После обеда Никита был свободен от уроков и, как и прежде, никем не расспрашиваемый, уходил бродить по окрестностям. С полей уже убрали хлеб, нивы уныло топорщились скошенным жнивьём, над ними орали вороны. Однажды, уже в конце октября, Никита, сидя у пустой, блестевшей лужами дороги, целый день следил за тем, как улетали журавли. Они кружились в затянутом тучами небе, крича так тоскливо и жалобно, что замирало сердце, а с окрестных полей к ним серыми нитями поднимались новые и новые птицы. Уже к вечеру стая собралась, выстроилась неровным клином и, мерно взмахивая крыльями, потянулась к дальнему лесу. Никита всматривался в исчезающих среди туч журавлей до рези в глазах. Наконец те растаяли совсем… но вместо них появились какие-то точки на горизонте. Уверенный, что у него просто рябит в глазах, Никита крепко зажмурился и некоторое время сидел так. Когда же он снова взглянул на дорогу, чёрные пятна уже приняли точные очертания телег и лошадей, послышался усталый разговор, лай собак. Никита снова закрыл глаза. И не двигался с места до тех пор, пока цыганский табор не поравнялся с ним.
– Барин, Никита Владимирыч, вы ли? А выросли-то как, сущий жених! – вдруг весело окликнули его, и Никита увидел дядьку Степана – такого же чёрного, с кудрявой бородой, в заляпанной грязью голубой рубахе, с кнутом за поясом. Из-за спины у него выскочил Васька – страшно выросший за лето, грязный, лохматый, в рваной рубахе.

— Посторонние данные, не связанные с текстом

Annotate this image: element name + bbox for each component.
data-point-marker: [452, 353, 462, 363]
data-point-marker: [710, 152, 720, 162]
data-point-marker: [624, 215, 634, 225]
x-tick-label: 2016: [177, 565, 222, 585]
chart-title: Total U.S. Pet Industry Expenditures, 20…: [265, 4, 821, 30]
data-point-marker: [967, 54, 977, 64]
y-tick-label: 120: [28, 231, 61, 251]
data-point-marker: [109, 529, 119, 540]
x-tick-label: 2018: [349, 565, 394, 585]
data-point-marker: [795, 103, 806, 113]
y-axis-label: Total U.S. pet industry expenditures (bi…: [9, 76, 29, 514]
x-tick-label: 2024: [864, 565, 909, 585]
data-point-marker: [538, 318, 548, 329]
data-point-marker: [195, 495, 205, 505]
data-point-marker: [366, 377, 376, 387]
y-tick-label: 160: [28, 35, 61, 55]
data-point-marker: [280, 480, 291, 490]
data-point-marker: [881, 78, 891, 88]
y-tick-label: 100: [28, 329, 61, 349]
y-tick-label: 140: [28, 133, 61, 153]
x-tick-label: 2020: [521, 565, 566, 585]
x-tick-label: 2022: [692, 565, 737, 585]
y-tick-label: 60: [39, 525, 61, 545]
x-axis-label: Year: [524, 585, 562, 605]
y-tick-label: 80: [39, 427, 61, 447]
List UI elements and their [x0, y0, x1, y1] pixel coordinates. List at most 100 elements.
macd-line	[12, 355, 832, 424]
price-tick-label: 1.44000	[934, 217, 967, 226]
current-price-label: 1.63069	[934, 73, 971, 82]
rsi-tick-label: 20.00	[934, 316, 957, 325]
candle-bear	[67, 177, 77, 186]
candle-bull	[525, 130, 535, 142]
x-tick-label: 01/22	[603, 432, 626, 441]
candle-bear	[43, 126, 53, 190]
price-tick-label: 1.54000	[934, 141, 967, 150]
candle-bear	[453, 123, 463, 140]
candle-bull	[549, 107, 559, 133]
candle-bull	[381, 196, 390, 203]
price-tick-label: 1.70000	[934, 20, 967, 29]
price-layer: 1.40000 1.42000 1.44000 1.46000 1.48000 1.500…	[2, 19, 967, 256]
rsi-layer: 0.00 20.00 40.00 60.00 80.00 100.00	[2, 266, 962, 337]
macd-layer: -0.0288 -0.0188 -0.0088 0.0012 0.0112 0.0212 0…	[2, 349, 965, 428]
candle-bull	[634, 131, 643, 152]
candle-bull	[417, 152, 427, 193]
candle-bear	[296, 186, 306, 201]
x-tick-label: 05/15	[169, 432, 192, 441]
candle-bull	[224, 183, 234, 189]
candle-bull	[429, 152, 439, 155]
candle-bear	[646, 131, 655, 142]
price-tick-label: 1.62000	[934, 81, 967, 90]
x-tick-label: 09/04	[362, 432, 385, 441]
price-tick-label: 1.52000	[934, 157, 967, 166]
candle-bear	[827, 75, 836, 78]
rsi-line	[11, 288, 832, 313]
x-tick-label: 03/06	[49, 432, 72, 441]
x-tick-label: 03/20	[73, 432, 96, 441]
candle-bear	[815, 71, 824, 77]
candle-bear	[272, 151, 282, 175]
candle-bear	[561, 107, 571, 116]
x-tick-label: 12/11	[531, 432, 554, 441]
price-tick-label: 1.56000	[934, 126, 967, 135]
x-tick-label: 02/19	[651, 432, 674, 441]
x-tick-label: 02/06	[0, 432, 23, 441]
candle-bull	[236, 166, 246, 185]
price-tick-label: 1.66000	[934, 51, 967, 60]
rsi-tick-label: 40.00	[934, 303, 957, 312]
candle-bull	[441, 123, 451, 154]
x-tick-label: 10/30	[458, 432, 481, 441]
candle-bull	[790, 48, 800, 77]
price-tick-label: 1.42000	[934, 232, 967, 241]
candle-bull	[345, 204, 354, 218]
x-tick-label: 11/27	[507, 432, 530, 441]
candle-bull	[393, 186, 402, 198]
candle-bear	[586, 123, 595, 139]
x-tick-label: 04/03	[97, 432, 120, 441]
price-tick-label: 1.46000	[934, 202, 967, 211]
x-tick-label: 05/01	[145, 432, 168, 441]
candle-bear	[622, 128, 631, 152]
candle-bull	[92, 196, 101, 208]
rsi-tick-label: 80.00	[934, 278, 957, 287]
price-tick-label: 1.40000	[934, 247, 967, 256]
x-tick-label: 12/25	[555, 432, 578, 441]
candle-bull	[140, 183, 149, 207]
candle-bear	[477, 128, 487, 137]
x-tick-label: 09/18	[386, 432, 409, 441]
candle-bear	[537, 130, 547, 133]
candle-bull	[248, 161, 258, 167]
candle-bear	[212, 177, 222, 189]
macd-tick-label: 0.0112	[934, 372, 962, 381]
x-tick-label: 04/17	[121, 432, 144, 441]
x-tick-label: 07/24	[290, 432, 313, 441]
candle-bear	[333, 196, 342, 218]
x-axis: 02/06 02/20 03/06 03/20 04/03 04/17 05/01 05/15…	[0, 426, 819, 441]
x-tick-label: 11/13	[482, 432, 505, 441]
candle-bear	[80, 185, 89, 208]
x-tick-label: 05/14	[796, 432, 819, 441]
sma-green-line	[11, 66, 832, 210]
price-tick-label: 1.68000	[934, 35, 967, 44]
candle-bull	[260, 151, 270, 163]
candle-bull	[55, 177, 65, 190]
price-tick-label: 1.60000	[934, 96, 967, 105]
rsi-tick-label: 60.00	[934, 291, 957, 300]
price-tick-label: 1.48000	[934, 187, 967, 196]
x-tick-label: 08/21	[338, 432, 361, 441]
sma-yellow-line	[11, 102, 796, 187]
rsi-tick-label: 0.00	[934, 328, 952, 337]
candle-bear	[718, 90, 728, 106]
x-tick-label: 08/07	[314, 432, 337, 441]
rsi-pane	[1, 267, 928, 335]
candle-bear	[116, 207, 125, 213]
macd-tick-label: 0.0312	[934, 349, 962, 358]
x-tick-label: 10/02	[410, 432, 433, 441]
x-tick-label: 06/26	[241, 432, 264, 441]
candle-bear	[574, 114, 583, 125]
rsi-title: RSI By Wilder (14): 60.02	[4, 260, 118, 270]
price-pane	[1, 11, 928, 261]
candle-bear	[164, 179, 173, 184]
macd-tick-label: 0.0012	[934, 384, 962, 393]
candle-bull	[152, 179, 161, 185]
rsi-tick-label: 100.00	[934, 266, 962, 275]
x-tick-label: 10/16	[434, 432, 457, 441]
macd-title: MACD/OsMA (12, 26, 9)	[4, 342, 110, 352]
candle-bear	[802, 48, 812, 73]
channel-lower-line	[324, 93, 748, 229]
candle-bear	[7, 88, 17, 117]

– Ох ты, барин, здоров будь!
– Здравствуйте… – еле выговорил Никита. – А где же… где Катька?
Дядя Степан вздохнул, улыбнулся:
– Замуж наша Катька вышла, барин. Уехала. С мужниной семьёй ещё весной ушла.
– Уехала?.. – одними губами переспросил Никита. В глазах у него потемнело. Он неловко ухватился рукой за борт телеги, несколько раз вздохнул. Слабо, растерянно улыбнулся, пожав плечами, – и пошёл через сжатое поле к усадьбе. Цыгане некоторое время озадаченно глядели ему вслед. Затем Степан вздохнул, прикрикнул на свою лошадь – и табор снова тронулся по раскисшей дороге к деревне.